Bugün haber ajanslarına düşen ilk haberde IKBY başbakanı Neçirvan Barzani Sn. Cumhurbaşkanı Tayyip Erdoğan’ın “Vana bizim elimizde, kapadığımız zaman petrolünüzü nasıl satacaksınız?” sözüne cevaben “Vana Türkiye’nin elinde ama imzaladığımız bir anlaşma var” diye cevap verdiği görüldü. Daha sonra da MIY başbakanı Haydar el İbadi’nin ofisinden “Türkiye’nin petrol ihracatı için sadece Bağdat’ı muhatap almayı kabul ettiği” bildirildi. İlk haber IKBY’nin Türkiye’yi ekonomik ve hukuki sorumluluklarını hatırlatarak yanında tutma gayreti ikinci haber de bir süredir arası bozuk olan Ankara ve Bağdat’ın tekrar aynı çıkarlarda buluşmaya başladığı olarak yorumlanabilir.
Günümüzün en değerli metalarından biri olan petrolün satışı için IKBY ve Türkiye arasında bir anlaşma yapılmış olması çok doğal. Bu anlaşmada iki taraf için de geçerli olan cezai maddelerin varlığı da keza öyle. Anlaşma kamuoyuyla paylaşılmadığı için detaylarına vakıf olamasak da hiçbir cezanın Türkiye’nin milli güvenliği ve toprak bütünlüğünden önemli olmadığını vurgulamamız lazım. Nasıl ki ambargo ve yalnız bırakılma tehditlerine rağmen soydaşlarımızın can güvenliklerini sağlamak için Kıbrıs operasyonunu düzenlediysek bu durumda da milli güvenliğimizi ön planda tutarak gerekli adımları atmalıyız.

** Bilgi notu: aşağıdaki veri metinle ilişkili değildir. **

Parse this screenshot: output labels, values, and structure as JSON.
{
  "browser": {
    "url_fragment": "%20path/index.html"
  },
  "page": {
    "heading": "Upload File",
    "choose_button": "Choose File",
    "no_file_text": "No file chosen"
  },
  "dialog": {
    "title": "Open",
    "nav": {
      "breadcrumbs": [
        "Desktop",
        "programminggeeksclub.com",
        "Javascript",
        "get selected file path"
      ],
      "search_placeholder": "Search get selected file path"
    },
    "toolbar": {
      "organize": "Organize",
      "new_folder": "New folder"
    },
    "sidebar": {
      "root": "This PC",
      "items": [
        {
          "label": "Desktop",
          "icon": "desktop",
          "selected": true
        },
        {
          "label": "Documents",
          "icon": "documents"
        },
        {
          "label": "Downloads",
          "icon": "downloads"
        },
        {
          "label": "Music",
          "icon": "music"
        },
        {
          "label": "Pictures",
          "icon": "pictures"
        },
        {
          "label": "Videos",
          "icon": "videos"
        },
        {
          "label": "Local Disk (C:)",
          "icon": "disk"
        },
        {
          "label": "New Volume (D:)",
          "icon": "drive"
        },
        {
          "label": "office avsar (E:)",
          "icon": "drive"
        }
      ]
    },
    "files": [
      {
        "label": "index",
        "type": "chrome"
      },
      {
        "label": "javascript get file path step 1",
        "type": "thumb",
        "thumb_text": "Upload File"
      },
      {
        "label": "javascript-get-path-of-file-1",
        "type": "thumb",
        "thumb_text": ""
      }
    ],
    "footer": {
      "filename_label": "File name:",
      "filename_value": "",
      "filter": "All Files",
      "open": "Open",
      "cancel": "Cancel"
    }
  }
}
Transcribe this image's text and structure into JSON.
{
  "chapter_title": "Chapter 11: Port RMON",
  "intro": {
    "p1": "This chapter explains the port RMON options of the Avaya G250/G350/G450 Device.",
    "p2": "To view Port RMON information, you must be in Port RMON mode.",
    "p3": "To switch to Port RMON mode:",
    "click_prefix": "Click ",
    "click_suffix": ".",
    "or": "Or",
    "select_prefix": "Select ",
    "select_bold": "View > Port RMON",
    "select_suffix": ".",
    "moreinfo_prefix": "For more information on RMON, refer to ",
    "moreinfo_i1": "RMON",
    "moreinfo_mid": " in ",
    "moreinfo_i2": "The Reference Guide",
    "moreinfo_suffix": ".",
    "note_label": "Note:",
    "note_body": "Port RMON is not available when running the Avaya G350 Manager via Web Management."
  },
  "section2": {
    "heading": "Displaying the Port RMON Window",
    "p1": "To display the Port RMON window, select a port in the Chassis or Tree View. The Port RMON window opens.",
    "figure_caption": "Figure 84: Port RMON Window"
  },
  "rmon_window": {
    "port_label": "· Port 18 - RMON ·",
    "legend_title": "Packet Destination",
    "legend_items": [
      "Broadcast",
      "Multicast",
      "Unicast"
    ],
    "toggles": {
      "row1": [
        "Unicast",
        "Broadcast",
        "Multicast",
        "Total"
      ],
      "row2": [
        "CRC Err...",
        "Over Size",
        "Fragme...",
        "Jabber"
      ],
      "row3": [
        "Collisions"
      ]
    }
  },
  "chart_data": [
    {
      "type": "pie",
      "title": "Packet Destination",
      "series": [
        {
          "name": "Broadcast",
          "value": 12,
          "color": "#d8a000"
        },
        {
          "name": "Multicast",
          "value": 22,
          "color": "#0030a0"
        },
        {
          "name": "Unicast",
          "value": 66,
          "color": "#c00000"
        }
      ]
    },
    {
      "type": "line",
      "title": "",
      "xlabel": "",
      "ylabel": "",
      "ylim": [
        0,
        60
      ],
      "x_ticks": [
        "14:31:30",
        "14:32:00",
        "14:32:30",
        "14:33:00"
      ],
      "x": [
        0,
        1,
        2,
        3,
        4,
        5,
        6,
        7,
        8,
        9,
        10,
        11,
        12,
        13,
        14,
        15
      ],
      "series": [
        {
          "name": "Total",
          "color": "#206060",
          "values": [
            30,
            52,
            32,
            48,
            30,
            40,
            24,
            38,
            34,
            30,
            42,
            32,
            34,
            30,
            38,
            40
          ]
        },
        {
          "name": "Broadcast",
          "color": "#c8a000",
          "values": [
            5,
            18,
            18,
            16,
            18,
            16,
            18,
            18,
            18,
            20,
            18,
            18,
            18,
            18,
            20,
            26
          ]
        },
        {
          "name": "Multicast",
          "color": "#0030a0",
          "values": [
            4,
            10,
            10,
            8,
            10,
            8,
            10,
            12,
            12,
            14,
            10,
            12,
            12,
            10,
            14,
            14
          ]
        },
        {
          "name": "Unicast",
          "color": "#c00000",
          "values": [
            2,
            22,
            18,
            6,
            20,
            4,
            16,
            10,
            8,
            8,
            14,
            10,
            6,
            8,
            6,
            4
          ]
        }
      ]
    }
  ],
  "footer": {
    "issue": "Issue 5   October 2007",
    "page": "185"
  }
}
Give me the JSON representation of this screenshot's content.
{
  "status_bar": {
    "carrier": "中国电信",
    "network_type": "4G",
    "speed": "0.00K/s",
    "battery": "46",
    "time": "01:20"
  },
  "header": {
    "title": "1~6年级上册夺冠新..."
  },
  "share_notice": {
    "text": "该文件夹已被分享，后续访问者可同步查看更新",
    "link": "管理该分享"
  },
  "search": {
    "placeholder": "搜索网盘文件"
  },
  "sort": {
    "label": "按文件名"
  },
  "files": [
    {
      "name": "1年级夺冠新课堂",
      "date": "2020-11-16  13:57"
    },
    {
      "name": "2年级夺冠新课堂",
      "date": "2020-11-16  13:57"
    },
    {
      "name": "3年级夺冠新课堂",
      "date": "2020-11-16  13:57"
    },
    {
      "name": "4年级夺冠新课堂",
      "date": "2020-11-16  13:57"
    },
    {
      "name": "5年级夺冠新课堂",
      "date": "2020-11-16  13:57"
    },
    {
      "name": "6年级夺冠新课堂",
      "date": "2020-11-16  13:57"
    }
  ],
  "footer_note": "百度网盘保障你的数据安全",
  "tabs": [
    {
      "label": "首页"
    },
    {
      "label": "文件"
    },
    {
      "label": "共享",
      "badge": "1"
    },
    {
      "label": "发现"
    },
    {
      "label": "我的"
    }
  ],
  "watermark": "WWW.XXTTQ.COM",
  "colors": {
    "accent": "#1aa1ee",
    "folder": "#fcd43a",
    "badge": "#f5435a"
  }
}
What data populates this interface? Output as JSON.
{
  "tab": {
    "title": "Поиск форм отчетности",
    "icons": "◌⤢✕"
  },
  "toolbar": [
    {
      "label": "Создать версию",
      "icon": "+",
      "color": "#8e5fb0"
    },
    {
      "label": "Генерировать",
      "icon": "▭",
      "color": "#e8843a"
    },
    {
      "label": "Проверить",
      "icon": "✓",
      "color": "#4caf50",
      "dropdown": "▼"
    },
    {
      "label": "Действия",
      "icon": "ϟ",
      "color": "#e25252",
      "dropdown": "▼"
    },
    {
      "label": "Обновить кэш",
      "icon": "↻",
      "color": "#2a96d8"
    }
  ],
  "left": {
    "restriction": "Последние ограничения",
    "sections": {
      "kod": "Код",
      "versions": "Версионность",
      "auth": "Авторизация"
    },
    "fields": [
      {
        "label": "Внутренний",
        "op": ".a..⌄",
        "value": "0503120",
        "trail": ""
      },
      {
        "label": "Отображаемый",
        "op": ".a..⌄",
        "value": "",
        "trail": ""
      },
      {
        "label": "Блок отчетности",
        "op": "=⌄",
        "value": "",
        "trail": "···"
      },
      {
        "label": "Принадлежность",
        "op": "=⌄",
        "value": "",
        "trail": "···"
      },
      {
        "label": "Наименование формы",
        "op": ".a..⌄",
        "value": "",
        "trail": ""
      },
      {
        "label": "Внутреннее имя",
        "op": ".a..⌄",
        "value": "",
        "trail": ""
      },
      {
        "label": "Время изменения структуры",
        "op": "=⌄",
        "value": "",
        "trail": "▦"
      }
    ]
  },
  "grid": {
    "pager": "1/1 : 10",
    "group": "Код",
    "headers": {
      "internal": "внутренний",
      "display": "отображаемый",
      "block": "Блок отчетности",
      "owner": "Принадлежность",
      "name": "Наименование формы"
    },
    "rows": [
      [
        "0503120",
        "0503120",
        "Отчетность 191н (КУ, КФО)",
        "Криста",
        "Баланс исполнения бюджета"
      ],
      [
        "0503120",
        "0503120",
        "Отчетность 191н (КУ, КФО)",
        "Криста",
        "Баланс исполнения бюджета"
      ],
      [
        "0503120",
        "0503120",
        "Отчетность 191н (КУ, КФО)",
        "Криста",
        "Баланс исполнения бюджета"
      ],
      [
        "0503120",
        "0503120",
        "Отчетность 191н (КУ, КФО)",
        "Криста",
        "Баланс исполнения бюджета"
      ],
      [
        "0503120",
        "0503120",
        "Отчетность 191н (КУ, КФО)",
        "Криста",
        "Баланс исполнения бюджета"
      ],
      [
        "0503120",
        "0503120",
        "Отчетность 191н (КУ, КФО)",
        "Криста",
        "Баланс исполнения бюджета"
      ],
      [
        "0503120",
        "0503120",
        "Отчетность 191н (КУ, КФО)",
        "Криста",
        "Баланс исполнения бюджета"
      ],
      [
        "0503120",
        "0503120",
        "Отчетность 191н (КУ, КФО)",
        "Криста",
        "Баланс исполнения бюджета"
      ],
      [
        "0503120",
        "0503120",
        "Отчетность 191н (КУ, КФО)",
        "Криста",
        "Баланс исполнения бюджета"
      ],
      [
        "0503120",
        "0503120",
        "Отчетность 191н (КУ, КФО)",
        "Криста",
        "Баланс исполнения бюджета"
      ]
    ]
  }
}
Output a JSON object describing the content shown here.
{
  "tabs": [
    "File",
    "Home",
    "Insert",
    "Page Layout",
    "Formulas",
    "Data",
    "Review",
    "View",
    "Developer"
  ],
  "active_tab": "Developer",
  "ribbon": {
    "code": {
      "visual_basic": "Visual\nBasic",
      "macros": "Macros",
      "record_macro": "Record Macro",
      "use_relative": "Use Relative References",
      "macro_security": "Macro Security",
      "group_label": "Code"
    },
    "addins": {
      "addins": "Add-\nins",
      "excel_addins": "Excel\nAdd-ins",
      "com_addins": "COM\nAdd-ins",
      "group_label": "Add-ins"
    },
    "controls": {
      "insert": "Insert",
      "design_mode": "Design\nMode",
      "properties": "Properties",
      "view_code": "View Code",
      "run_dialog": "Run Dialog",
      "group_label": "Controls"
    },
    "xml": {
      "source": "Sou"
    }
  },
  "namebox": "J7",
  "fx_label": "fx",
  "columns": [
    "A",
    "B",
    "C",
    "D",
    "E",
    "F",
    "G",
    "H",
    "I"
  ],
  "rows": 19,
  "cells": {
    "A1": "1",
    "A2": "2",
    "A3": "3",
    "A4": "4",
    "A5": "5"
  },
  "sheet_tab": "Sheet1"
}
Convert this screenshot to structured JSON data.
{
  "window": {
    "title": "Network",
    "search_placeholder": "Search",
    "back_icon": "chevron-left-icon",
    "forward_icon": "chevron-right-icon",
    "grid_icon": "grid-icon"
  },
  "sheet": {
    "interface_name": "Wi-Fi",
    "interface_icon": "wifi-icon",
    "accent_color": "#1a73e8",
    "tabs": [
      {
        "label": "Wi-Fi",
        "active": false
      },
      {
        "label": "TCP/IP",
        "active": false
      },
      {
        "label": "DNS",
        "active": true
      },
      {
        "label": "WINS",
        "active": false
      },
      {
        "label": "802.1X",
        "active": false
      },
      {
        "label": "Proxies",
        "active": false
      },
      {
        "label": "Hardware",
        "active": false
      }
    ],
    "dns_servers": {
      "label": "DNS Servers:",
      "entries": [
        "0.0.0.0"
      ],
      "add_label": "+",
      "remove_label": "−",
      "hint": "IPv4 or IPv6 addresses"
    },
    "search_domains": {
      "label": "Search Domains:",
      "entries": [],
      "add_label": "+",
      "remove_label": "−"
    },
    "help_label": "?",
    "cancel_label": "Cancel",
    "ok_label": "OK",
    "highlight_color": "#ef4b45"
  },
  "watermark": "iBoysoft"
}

Daha önceden de savunduğumuz gibi Kürtlerin kendi petrollerini satarak kendi bağımsız ekonomilerini oluşturmalarını sağlamamız yanlıştı ve bu yanlıştan bir an önce dönmemiz gerekiyor. Bu karar Irak anayasasının ilgili maddelerinde belirtilen “Yer altı kaynakların tamamı Irak halkına aittir” maddesine dayandırılabilir. Hali hazırda 2025 yılına kadar işletme anlaşması olan Kerkük – Ceyhan ham petrol boru hattı yüksek kapasitesiyle gerekli hacmi sağlayacaktır.
Burada önemli nokta Türkiye’nin 2014’te yaptığı hatayı tekrarlamayarak iki taraftan birisini seçmemesi gerekiyor. MIY ile IKBY arasında imzalanan maddi yardım ve maaşların ödenmesi anlaşmasının tam anlamıyla devreye alınması için Türkiye arabulucu olabilir. Bunu sağlayarak hem Kürtlerin kullandığı “MIY para vermiyor maaşları ödememiz için petrolü kendimiz satmamız lazım” argümanı boşa çıkartılır hem de bölgemizdeki gerilimler azaltılarak ülkemizi içine çekebilecek çatışma ortamları engellenmiş olur.
Bir diğer önemli husus da 2013’de Türkiye ve IKBY arasında imzalanan 20 yıllık gaz temin anlaşması. Bu anlaşmaya istinaden IKBY Rus Rosneft firmasıyla boru hattı inşa ön anlaşması imzaladı ve yakında faaliyetlere başlayacağını açıkladı. Rusya’nın da dahil olduğu bu anlaşmada Türkiye’nin dikkatli hareket ederek mümkünse bu anlaşmayı MIY’ne kabul ettirmesi gerekmektedir. Aksi durumda Türkiye’nin altına gireceği cezai hükümler büyüyebilir.